Corporate governance Regulation Through Non-Prosecution

Tuesday, February 14, 2012
4:10 – 6:00
Solarium (room FA2) – Falconer Hall
84 Queen’s Park

Jennifer Arlen is the Norma Z. Paige Professor of Law at New York University School of Law and is a director of the NYU Center for Law, Economics and Organization.  Professor Arlen received her B.A. from Harvard University (magna cum laude in Economics). She earned both a J.D. (Order of the Coif) and a Ph.D. in Economics from New York University. She then clerked for The Honorable Phyllis Kravitch, of the U.S. Court of Appeals for the Eleventh Circuit.  Professor Arlen is a co-founder of the Society of Empirical Legal Studies, was its co-President in 2007 and helped organize the Conference on Empirical Legal Studies in 2006-2008. She currently is a member of its Board of Directors.

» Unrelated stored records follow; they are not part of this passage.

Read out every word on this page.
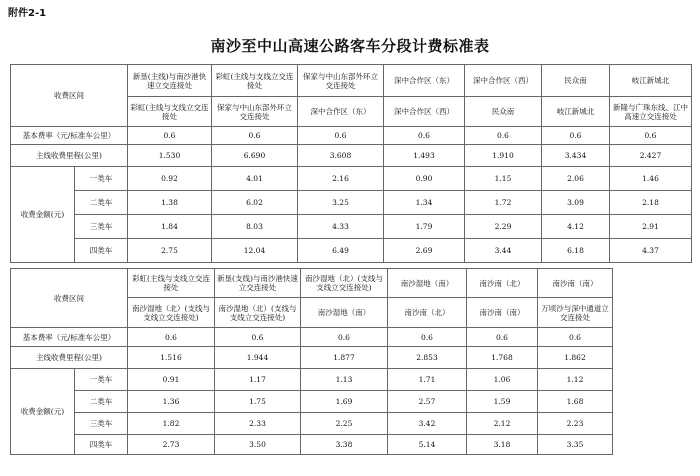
附件2-1
南沙至中山高速公路客车分段计费标准表
收费区间		新垦(主线)与南沙港快速立交连接处	彩虹(主线与支线立交连接处	保家与中山东部外环立交连接处	深中合作区（东）	深中合作区（西）	民众南	岐江新城北
		彩虹(主线与支线立交连接处	保家与中山东部外环立交连接处	深中合作区（东）	深中合作区（西）	民众南	岐江新城北	新隆与广珠东线、江中高速立交连接处
基本费率（元/标准车公里）		0.6	0.6	0.6	0.6	0.6	0.6	0.6
主线收费里程(公里)		1.530	6.690	3.608	1.493	1.910	3.434	2.427
收费金额(元)	一类车	0.92	4.01	2.16	0.90	1.15	2.06	1.46
	二类车	1.38	6.02	3.25	1.34	1.72	3.09	2.18
	三类车	1.84	8.03	4.33	1.79	2.29	4.12	2.91
	四类车	2.75	12.04	6.49	2.69	3.44	6.18	4.37
收费区间		彩虹(主线与支线立交连接处	新垦(支线)与南沙港快速立交连接处	南沙湿地（北）(支线与支线立交连接处)	南沙湿地（南）	南沙南（北）	南沙南（南）
		南沙湿地（北）(支线与支线立交连接处)	南沙湿地（北）(支线与支线立交连接处)	南沙湿地（南）	南沙南（北）	南沙南（南）	万顷沙与深中通道立交连接处
基本费率（元/标准车公里）		0.6	0.6	0.6	0.6	0.6	0.6
主线收费里程(公里)		1.516	1.944	1.877	2.853	1.768	1.862
收费金额(元)	一类车	0.91	1.17	1.13	1.71	1.06	1.12
	二类车	1.36	1.75	1.69	2.57	1.59	1.68
	三类车	1.82	2.33	2.25	3.42	2.12	2.23
	四类车	2.73	3.50	3.38	5.14	3.18	3.35
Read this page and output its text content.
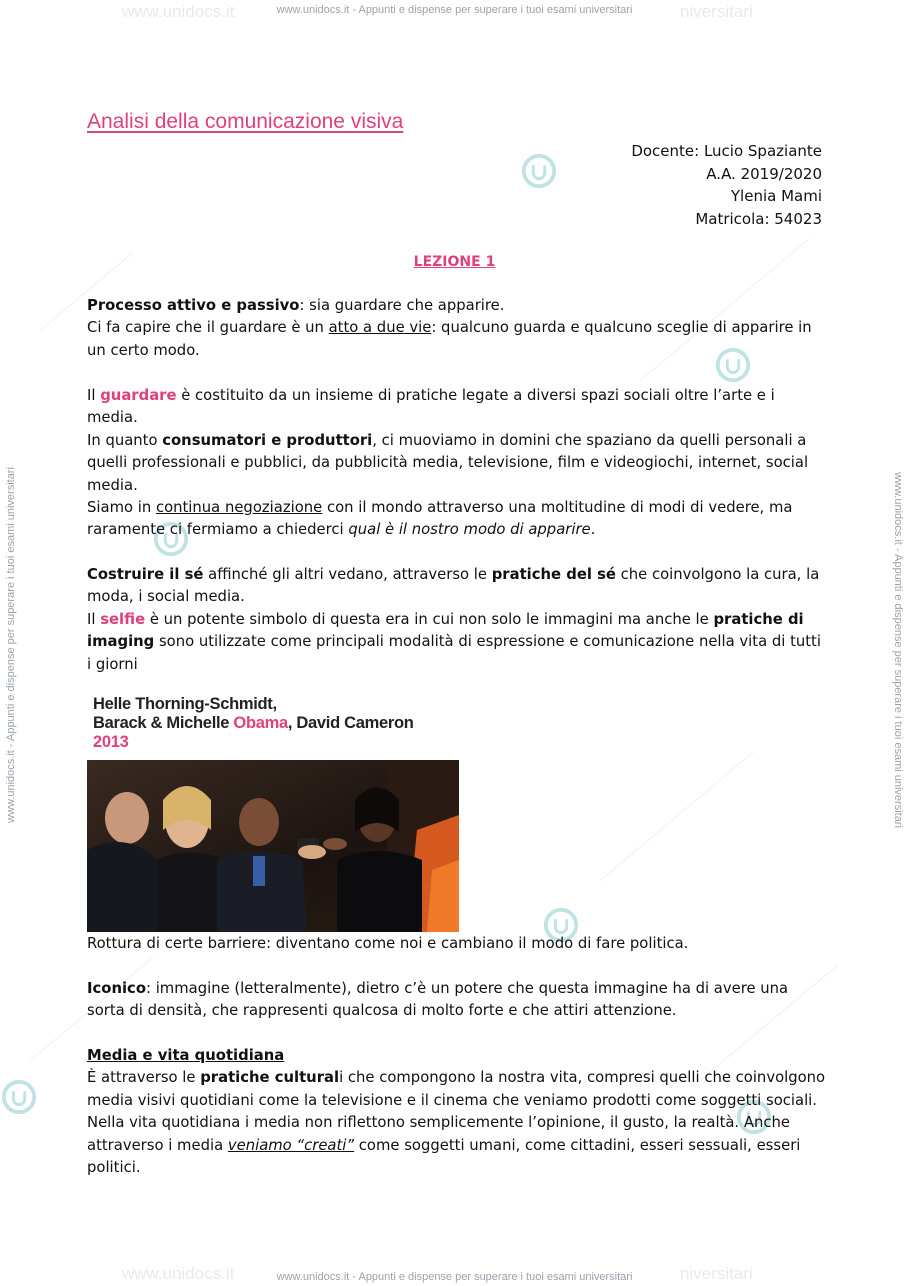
www.unidocs.it	niversitari
www.unidocs.it - Appunti e dispense per superare i tuoi esami universitari
www.unidocs.it	niversitari
www.unidocs.it - Appunti e dispense per superare i tuoi esami universitari
www.unidocs.it - Appunti e dispense per superare i tuoi esami universitari	www.unidocs.it - Appunti e dispense per superare i tuoi esami universitari
Analisi della comunicazione visiva
Docente: Lucio Spaziante
A.A. 2019/2020
Ylenia Mami
Matricola: 54023
LEZIONE 1
Processo attivo e passivo: sia guardare che apparire.
Ci fa capire che il guardare è un atto a due vie: qualcuno guarda e qualcuno sceglie di apparire in un certo modo.
Il guardare è costituito da un insieme di pratiche legate a diversi spazi sociali oltre l’arte e i media.
In quanto consumatori e produttori, ci muoviamo in domini che spaziano da quelli personali a quelli professionali e pubblici, da pubblicità media, televisione, film e videogiochi, internet, social media.
Siamo in continua negoziazione con il mondo attraverso una moltitudine di modi di vedere, ma raramente ci fermiamo a chiederci qual è il nostro modo di apparire.
Costruire il sé affinché gli altri vedano, attraverso le pratiche del sé che coinvolgono la cura, la moda, i social media.
Il selfie è un potente simbolo di questa era in cui non solo le immagini ma anche le pratiche di imaging sono utilizzate come principali modalità di espressione e comunicazione nella vita di tutti i giorni
Helle Thorning-Schmidt,
Barack & Michelle Obama, David Cameron
2013
Rottura di certe barriere: diventano come noi e cambiano il modo di fare politica.
Iconico: immagine (letteralmente), dietro c’è un potere che questa immagine ha di avere una sorta di densità, che rappresenti qualcosa di molto forte e che attiri attenzione.
Media e vita quotidiana
È attraverso le pratiche culturali che compongono la nostra vita, compresi quelli che coinvolgono media visivi quotidiani come la televisione e il cinema che veniamo prodotti come soggetti sociali.
Nella vita quotidiana i media non riflettono semplicemente l’opinione, il gusto, la realtà. Anche attraverso i media veniamo “creati” come soggetti umani, come cittadini, esseri sessuali, esseri politici.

She also twice served as a member of the Board of Directors of the American Law and Economics Association from 1991-1993 and 2006-09. She edits the Experimental and Empirical Studies series on the Legal Scholarship Network (LSN) and is a member of the Editorial Board of the International Review of Law and Economics. She also has Chaired the Remedies, Torts and Law and Economics sections of the Association of American Law Schools.  Prior to coming to NYU School of Law, Professor Arlen was the Ivadelle and Theodore Johnson Professor of Law and Business at the University of Southern California Law School, and was a founding director of the USC Center in Law, Economics and Organization. She has been a visiting professor at Harvard Law School (fall 2006), Yale Law School (2001-02), and the California Institute of Technology (winter 2001). She also was an Olin Fellow at Berkeley Law School. She started law teaching at Emory Law School. Professor Arlen teaches Corporations, Business Crime, and the Colloquium on the Economic Analysis of Law. She also has taught Torts. Her research focuses on corporate crime, securities fraud, medical malpractice, economic analysis of accident law, and experimental law and economics.